If a script starts acting oddly after someone does a
chsh
, then that script is broken. Hopefully people don’t actually distribute broken script files that have some implicit dependency on an unspecified interpreter in this day and age.They have
!/bin/sh
shebangs./bin/sh
is a symlink, in my case to zsh. I like using one language.than your hashbangs are bad. isn’t their point to tell the kernel exactly which interpreter can process it correctly?
They’re posix scripts… Any posix compliant bin/sh can interpret them.

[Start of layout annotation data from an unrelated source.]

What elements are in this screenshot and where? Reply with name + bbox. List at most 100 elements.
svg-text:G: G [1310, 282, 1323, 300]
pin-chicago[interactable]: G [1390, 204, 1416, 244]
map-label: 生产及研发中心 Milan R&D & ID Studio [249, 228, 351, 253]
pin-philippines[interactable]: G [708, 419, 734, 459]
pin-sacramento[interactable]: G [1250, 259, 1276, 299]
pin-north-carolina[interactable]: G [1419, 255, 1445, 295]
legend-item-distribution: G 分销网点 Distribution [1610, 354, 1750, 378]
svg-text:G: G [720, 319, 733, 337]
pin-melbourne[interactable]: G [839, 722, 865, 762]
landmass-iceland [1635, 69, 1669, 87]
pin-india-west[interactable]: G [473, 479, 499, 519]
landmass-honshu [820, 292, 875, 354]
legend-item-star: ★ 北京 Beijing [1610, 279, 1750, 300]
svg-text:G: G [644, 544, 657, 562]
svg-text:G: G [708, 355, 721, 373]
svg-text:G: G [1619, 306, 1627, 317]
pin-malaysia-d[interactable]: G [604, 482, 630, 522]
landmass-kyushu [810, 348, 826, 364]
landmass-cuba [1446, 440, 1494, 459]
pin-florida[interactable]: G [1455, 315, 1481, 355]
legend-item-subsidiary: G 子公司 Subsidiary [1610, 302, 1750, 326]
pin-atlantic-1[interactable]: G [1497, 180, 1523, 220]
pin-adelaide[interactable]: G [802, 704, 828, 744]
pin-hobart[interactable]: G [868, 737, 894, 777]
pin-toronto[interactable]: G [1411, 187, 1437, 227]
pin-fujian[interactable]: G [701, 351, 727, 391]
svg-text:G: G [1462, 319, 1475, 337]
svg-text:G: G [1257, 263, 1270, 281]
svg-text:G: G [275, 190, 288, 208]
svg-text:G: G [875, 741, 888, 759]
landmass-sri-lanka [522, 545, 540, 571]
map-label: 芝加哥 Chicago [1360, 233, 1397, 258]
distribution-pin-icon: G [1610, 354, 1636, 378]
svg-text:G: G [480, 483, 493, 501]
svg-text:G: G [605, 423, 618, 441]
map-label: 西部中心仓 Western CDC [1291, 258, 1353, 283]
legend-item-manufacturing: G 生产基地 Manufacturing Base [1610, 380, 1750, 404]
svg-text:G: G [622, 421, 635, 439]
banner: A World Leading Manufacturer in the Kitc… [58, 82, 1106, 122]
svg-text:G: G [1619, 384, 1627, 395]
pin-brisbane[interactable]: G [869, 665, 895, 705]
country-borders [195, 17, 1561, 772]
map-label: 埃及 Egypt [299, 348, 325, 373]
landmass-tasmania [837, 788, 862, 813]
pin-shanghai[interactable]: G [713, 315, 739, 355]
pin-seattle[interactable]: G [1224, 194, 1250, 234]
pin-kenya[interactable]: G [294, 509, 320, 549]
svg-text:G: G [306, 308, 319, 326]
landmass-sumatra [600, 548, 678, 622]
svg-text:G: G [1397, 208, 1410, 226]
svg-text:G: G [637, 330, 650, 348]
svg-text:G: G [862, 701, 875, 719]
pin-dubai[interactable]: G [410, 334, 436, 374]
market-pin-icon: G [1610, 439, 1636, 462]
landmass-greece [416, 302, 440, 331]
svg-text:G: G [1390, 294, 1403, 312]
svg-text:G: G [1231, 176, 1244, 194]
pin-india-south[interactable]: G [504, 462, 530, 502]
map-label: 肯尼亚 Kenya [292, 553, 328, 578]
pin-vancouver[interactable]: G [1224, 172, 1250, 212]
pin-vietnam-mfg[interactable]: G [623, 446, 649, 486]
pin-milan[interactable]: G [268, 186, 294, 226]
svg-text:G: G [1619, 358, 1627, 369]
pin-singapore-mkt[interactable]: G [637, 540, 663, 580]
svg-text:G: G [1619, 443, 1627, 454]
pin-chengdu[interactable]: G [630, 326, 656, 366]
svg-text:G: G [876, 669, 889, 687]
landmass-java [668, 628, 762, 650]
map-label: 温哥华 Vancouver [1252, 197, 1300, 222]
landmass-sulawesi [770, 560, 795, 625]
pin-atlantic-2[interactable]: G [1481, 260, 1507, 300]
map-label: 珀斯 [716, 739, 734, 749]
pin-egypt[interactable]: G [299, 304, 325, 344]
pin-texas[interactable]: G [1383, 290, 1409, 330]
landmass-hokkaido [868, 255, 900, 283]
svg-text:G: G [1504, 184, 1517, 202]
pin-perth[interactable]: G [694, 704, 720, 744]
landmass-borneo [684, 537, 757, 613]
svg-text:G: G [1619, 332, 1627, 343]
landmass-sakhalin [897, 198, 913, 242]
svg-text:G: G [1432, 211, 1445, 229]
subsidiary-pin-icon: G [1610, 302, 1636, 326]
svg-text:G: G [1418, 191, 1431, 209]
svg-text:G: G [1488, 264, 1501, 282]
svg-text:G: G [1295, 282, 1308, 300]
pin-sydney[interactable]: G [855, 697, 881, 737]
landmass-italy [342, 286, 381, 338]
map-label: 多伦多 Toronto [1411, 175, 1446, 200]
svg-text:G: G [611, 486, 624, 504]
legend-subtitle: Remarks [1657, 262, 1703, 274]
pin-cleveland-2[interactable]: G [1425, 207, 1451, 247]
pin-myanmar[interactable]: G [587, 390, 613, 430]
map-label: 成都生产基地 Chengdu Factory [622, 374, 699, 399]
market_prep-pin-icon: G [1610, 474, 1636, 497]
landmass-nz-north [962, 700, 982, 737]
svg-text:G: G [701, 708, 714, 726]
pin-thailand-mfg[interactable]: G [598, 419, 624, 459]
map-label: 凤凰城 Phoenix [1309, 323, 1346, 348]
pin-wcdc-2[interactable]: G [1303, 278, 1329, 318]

To be fair, I’m fairly sure the zsh interpreter has a POSIX sh mode
Hopefully you’re not using the sh language—hopefully you’re restraining yourself from using any of the non-POSIX extensions then
I don’t really mind having a non-POSIX shell since it doesn’t prevent bash scripts from working, but I get that if you want portability bash is still best since it’ll work mostly anywhere.
If I can shebang nutshell (assuming all the builtins from bash or even sh work) and pass a flag to remove all the fancy UI-for-humans formatting so that piped commands int eh scripts work, then I think this is incredible.
Yeah having this installed along side other more “standard” shells is fine I guess, but it looks like maybe it has some neat functionality that is more difficult in other shells? I guess I’d need to read up on it more but having a non-interactive mode for machines to read more easily would be a huge plus for it overall. I suppose that depends on what it offers/what it’s trying to accomplish.
The Unicode bars aren’t actually stored; that’s just the graphical representation of the table datatype which you can think of as JSON
Like PowerShell does?
exactly
some claim that was the inspiration for nushell: powershell but less verbose and more bashy
I love NuShell but it is annoying when using LLMs to generate troubleshooting code.